The UK Supreme Court has decided that a case accusing Jack Straw, the former Foreign Secretary, and other UK officials of being complicit in kidnap and torture could go to trial.
Here we explain this important case in plain English.
So what’s this case about?
Kidnap, torture, held without trial for ten years. with the knowledge and possible assistance of the UK Government. No legal remedy. These were the claims in a major case in the Supreme Court this week, where the court decided (in part due to the importance of protecting human rights) that such cases must be heard.

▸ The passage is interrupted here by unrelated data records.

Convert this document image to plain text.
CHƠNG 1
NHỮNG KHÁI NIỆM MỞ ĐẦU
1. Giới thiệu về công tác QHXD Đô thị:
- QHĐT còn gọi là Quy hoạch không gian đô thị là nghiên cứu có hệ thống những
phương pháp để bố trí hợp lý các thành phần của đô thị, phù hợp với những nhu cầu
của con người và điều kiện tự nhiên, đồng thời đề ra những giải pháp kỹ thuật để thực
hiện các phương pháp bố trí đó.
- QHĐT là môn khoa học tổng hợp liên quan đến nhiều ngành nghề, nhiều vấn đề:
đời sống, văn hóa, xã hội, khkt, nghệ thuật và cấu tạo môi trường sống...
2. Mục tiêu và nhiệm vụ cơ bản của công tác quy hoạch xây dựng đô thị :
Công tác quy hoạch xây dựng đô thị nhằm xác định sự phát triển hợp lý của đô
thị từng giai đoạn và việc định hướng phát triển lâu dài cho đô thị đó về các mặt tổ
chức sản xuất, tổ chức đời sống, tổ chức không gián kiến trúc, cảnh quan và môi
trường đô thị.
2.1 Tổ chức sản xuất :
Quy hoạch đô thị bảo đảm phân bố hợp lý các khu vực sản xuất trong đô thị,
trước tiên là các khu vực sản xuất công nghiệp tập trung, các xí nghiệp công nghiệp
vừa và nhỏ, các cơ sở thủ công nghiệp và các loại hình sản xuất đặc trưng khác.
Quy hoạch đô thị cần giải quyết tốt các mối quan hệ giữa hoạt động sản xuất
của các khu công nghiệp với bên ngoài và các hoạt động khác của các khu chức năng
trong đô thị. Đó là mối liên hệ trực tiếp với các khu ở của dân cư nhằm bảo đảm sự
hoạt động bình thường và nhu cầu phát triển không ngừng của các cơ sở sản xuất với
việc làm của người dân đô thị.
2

Mr Belhaj is a Libyan national, and was a well-known opposition activist against the Gaddafi regime. He and his wife Mrs Boudchar got on a flight in China. Chinese officials insisted they flew by Malaysia. In Malaysia, they were arrested and tortured, and then sent to Libya where they were tortured further. They say UK officials knew they’d been detained in Malaysia, and passed that on to Libya. They rely on a fax found in Libya after the fall of Gaddafi, in which a senior intelligence officer congratulated Libya on the ‘safe arrival’ of Mr Belhaj.
Mr Rahmatullah’s case is slightly different. He was arrested in Iraq by the UK, and transferred to US custody. He was detained for over ten years without charge. He claims the UK is responsible for assisting and encouraging this. But as Jack Straw has pointed out in a statement after the decision, so far these facts have never been tested in court.
How has there been a case, if the facts haven’t been considered by a court?
The defendants said that the courts should not hear the case at all, and so have not yet responded to the allegations themselves for these reasons.
In international law, there is an idea that states can’t be made to answer to the court of another state. States are immune from being tried in each other’s courts. It makes sense: you wouldn’t expect French courts to be able to judge the British prime minister. In this case, no foreign states were directly involved – only British officials and departments were defendants – but the argument was that foreign states were indirectly involved.
Foreign Act of State Doctrine
The second argument is a home-grown principle that the courts won’t judge cases where that involves ‘sitting in judgment on the acts of foreign states’. Although it sounds similar to the first, it is different: it’s not that the courts can’t hear the case, but that they will voluntarily not do so.
What was decided?
The Supreme Court said neither applied. It didn’t require foreign states to come and defend themselves, so international law wasn’t engaged. As for the second argument, the allegations were so serious and involved such serious breaches of human rights that the courts should not refrain from hearing such cases. English law has recognised fundamental rights since Magna Carta. Torture and arbitrary detention are among the gravest abuses of human rights. Either the principle doesn’t apply at all in these cases, or (given the importance of human rights) there is an exception to it. The judges disagreed which of those it is, but agreed that it doesn’t make much difference: the courts should decide cases where the government is accused of such things.
Now what happens?
Probably back to court, where the facts will be tested – Mr Belhaj has said he will keep fighting until he gets an apology, and £1 in damages from each of the Defendants.
Why is this case so important for human rights?
As the Supreme Court pointed out, the Government’s case effectively meant that these issues couldn’t be heard anywhere. But now, where the government is accused of serious human rights violations, there’s at least a chance the case can be heard. The court emphasised that potential embarrassment for the government and damage to foreign affairs don’t outweigh the importance English law gives to protecting fundamental rights. It’s important for the rule of law that such cases can come before the courts.